NEW YORK (TheStreet) -- Glitches aside, this week's manufacturing data look pretty normal, reinforcing the picture of steady, if not spectacular, cyclical growth that will push private employment up when closely watched jobs reports hit later this week.
The Census Bureau reported Tuesday that April factory orders rose 0.7%, topping forecasts of 0.5% growth and hitting the highest level since the factory orders index was first calculated in its current form in 1992. The March increase was also revised upward, to 1.5%.
The orders report comes a day after the Institute of Supply Managers' purchasing managers survey reported its measures of sentiment, new orders and hiring plans pointed to slightly stronger growth than in April, continuing a recovery from this winter's weakness. At least, it did once ISM fixed its software error that mistakenly caused the institute to report a slowdown in manufacturing growth.
The details of the report point to more growth ahead. In particular, Tuesday's report -- showing unfilled orders for capital goods are up 1.1% -- suggest manufacturers will continue to need more workers. That buttresses the expectations that Friday's jobs report will include at least the 213,000 new jobs projected in a survey of economists by Econoday. A preview will come when payroll processor ADP reports private-sector hiring on Wednesday.
Some details of the shape of the new and unfilled orders are especially encouraging. Unfilled orders for computers rose 4.7%, while those construction materials rose 1.1%. Consumers generally are in a buying mood, with new orders for non-durable consumer goods rising 1.0%, more than enough to offset a decline in the much smaller category of consumer durables like refrigerators. Overall, consumer orders rose 0.7%.
But there are plenty of caveats, especially when it comes to business investment, whose sluggishness has emerged as the biggest reason why the recovery hasn't accelerated. New orders excluding the aircraft (where big orders are intermittent enough to distort results) and defense spending actually dropped 1.2%. Monday's ISM survey painted an oddly pessimistic picture on hiring plans at manufacturers, given recent gains, especially since indices of new orders are pointing to somewhat faster growth.

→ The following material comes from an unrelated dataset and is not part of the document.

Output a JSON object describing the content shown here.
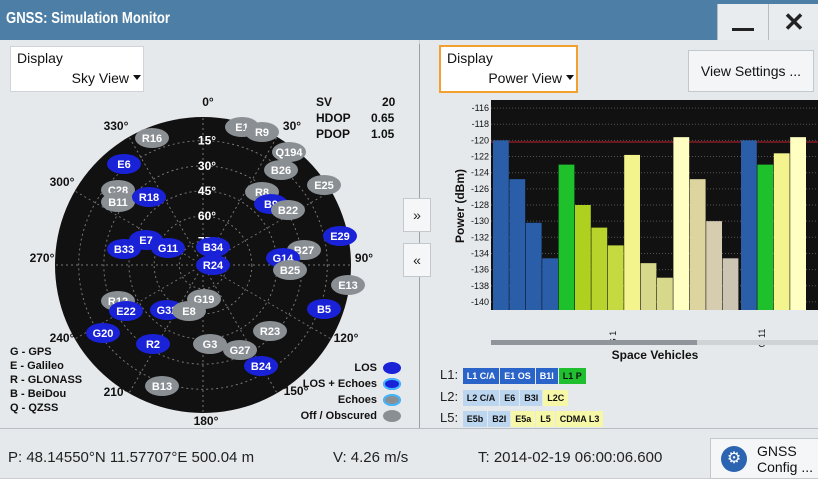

The bottom line: We have a consumer-led recovery, in which increasingly bold consumers are showing business the demand is finally there to support more investment. This is true notwithstanding the sluggish growth in wages that Federal Reserve Chair Janet Yellen has repeatedly cited as a sign of the economy's lingering weakness.
The biggest test of whether the recovery will truly accelerate in the second half is whether Corporate America finally takes that hint and stops sitting on its collective wallet.
This article represents the opinion of a contributor and not necessarily that of TheStreet or its editorial staff.